A Leon County judge ruled Friday that school districts in Florida may enforce mask mandates without fear of consequences from the state’s Board of Education.
Palm Beach County Superintendent Mike Burke told WPTV’s Michael Williams that he is pleased with the ruling.
"I think it validates that the governor may have overstepped his authority and that the level of local control that we should enjoy needs to be respected,” Burke told Williams on “To the Point.”
At the beginning of the year, the district had a mask mandate but allowed parents to send in a letter opting their child out of the mandate. The school board then voted to take away the opt out clause and require all students and staff to wear masks due to rising COVID cases in the county.
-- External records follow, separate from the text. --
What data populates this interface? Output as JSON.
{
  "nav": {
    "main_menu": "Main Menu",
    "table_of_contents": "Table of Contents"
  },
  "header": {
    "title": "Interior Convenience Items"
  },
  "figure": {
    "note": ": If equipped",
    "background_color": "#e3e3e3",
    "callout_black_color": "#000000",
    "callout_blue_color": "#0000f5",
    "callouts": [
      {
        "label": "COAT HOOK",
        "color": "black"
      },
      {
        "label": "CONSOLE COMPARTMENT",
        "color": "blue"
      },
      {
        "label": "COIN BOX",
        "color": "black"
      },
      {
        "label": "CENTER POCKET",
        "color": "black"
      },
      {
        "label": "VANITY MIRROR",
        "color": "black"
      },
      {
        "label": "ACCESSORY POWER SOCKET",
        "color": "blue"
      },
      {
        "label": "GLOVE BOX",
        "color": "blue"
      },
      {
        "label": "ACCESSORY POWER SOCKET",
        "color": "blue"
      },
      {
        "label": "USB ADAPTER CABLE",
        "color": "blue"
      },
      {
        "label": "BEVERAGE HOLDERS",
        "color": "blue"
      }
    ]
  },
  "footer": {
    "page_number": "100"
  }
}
Burke said he respects parents’ rights but believes everyone must do what is right for the health and safety of students.
"When we have a community of students going into confined spaces, you have to respect the rights of everyone in there and when your rights are getting to the point where they are putting someone in potential danger then you have to look at the greater good of the community and do what's right across everyone," Burke said.
Burke commended the school board’s decision and reminded parents that the mandate will be reviewed often.
“I think it's a small sacrifice to pay for their child's education to allow them to be in person with their teacher which we know is best for them," Burke said.
The superintendent was appointed to the position weeks before school started after, Dr. Donald Fennoy resigned. He has been with the district more than 20 years. He said he saw how tough the past 18 months have been on students and says the district is working to bridge the gap.
“Thanks to our referendum we have a mental behavioral health specialist in every school that is checking in with kids,” Burke said. “If they are not feeling right or not feeling safe we have to address that first and once they feel good about being in school then we can catch up on the academics."
Burke said federal relief funds will help students catch up. The district will be able to offer more summer school and hire hundreds of specialized teachers to work with students who fell behind during the pandemic.
As for Burke’s future, he told Williams he plans to apply for the permanent job.
"I've worked in the district for 23 years,” Burke said. “I feel like I've been training for this for a long time and I'm excited to have the opportunity.”
The school board has not announced a schedule for finding a new superintendent.